The F-score is a nine-point checklist published by Piotroski in 2000. Each signal is binary: pass (1) or fail (0). The framework was designed specifically for high book-to-market (“value”) firms where dispersion in subsequent returns is enormous — some distressed names recover, many do not. This guide walks through all nine criteria grouped by category, explains scoring bands and backtest context, covers the Harbor Capital screen refactor, compares F-score to practitioner quality metrics and quality factor ETFs, provides a screening method decision table, common pitfalls, and a production checklist alongside our value investing guide and earnings quality guide.

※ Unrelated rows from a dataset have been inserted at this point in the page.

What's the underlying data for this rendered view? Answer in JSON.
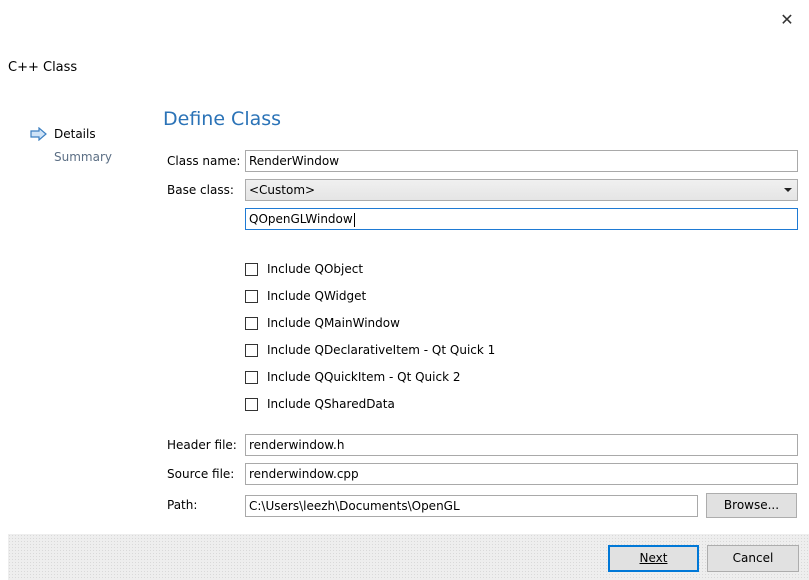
{
  "window": {
    "title": "C++ Class",
    "close_glyph": "✕"
  },
  "nav": {
    "items": [
      {
        "label": "Details",
        "active": true,
        "icon": "arrow-right-icon"
      },
      {
        "label": "Summary",
        "active": false
      }
    ]
  },
  "page": {
    "heading": "Define Class"
  },
  "form": {
    "class_name": {
      "label": "Class name:",
      "value": "RenderWindow"
    },
    "base_class": {
      "label": "Base class:",
      "selected": "<Custom>",
      "custom_value": "QOpenGLWindow"
    },
    "includes": [
      {
        "label": "Include QObject",
        "checked": false
      },
      {
        "label": "Include QWidget",
        "checked": false
      },
      {
        "label": "Include QMainWindow",
        "checked": false
      },
      {
        "label": "Include QDeclarativeItem - Qt Quick 1",
        "checked": false
      },
      {
        "label": "Include QQuickItem - Qt Quick 2",
        "checked": false
      },
      {
        "label": "Include QSharedData",
        "checked": false
      }
    ],
    "header_file": {
      "label": "Header file:",
      "value": "renderwindow.h"
    },
    "source_file": {
      "label": "Source file:",
      "value": "renderwindow.cpp"
    },
    "path": {
      "label": "Path:",
      "value": "C:\\Users\\leezh\\Documents\\OpenGL",
      "browse_label": "Browse..."
    }
  },
  "footer": {
    "next_label": "Next",
    "cancel_label": "Cancel"
  },
  "colors": {
    "accent": "#2b73b7",
    "focus_border": "#1e7ad4",
    "muted_nav": "#5c6f85"
  }
}
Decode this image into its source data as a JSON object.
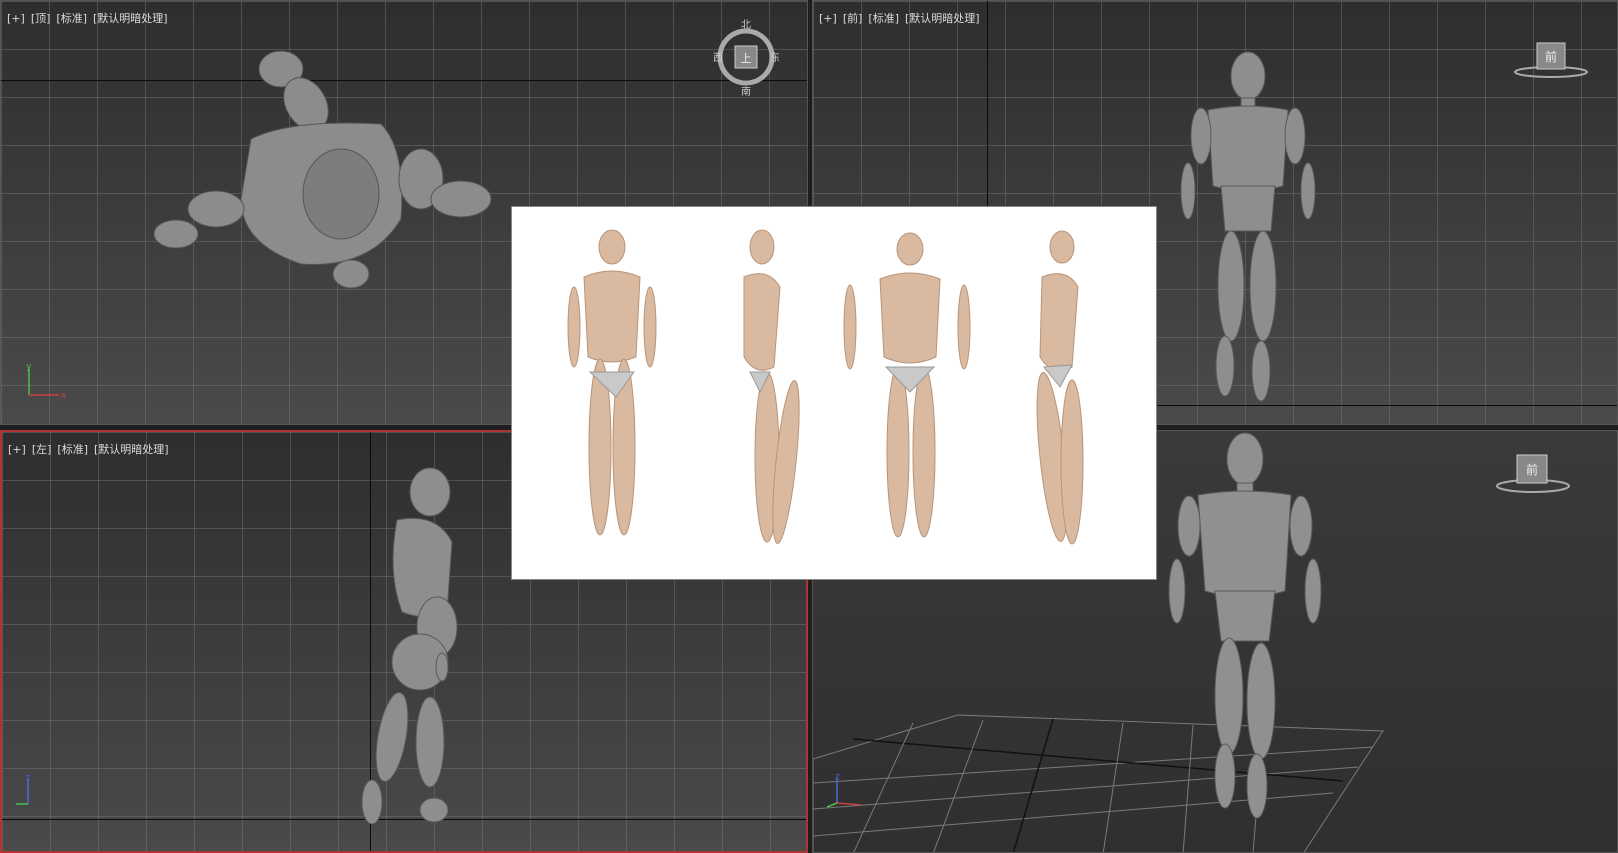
{
  "viewports": {
    "top": {
      "plus": "[+]",
      "view": "[顶]",
      "shading": "[标准]",
      "lighting": "[默认明暗处理]"
    },
    "front": {
      "plus": "[+]",
      "view": "[前]",
      "shading": "[标准]",
      "lighting": "[默认明暗处理]"
    },
    "left": {
      "plus": "[+]",
      "view": "[左]",
      "shading": "[标准]",
      "lighting": "[默认明暗处理]"
    },
    "persp": {
      "plus": "",
      "view": "",
      "shading": "",
      "lighting": ""
    }
  },
  "viewcube_top": {
    "center": "上",
    "north": "北",
    "south": "南",
    "east": "东",
    "west": "西"
  },
  "viewcube_front": {
    "face": "前"
  },
  "viewcube_persp": {
    "face": "前"
  },
  "axes": {
    "x": "x",
    "y": "y",
    "z": "z"
  },
  "colors": {
    "active_border": "#b03434",
    "viewport_bg": "#3b3b3b",
    "model": "#8a8a8a"
  }
}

Why value screens need a quality filter

Value investing exploits the tendency of cheap stocks (low price relative to book value, earnings, or cash flow) to outperform expensive ones over long horizons. But “cheap” is not a synonym for “undervalued.” A stock can trade at 0.4× book because the market correctly prices bankruptcy risk, secular decline, or accounting write-downs still to come.

Piotroski's insight was empirical: among the cheapest 20% of stocks by book-to-market, those with strong fundamental momentum — improving profitability, balance-sheet strength, and operating efficiency — dramatically outperformed those with weak or deteriorating fundamentals. The F-score operationalizes that split with nine simple, publicly auditable signals derived from financial statements.

The nine F-score signals

Each criterion compares the current fiscal year to the prior year (or tests a level condition). A pass scores 1; a fail scores 0. Total F-score ranges from 0 to 9.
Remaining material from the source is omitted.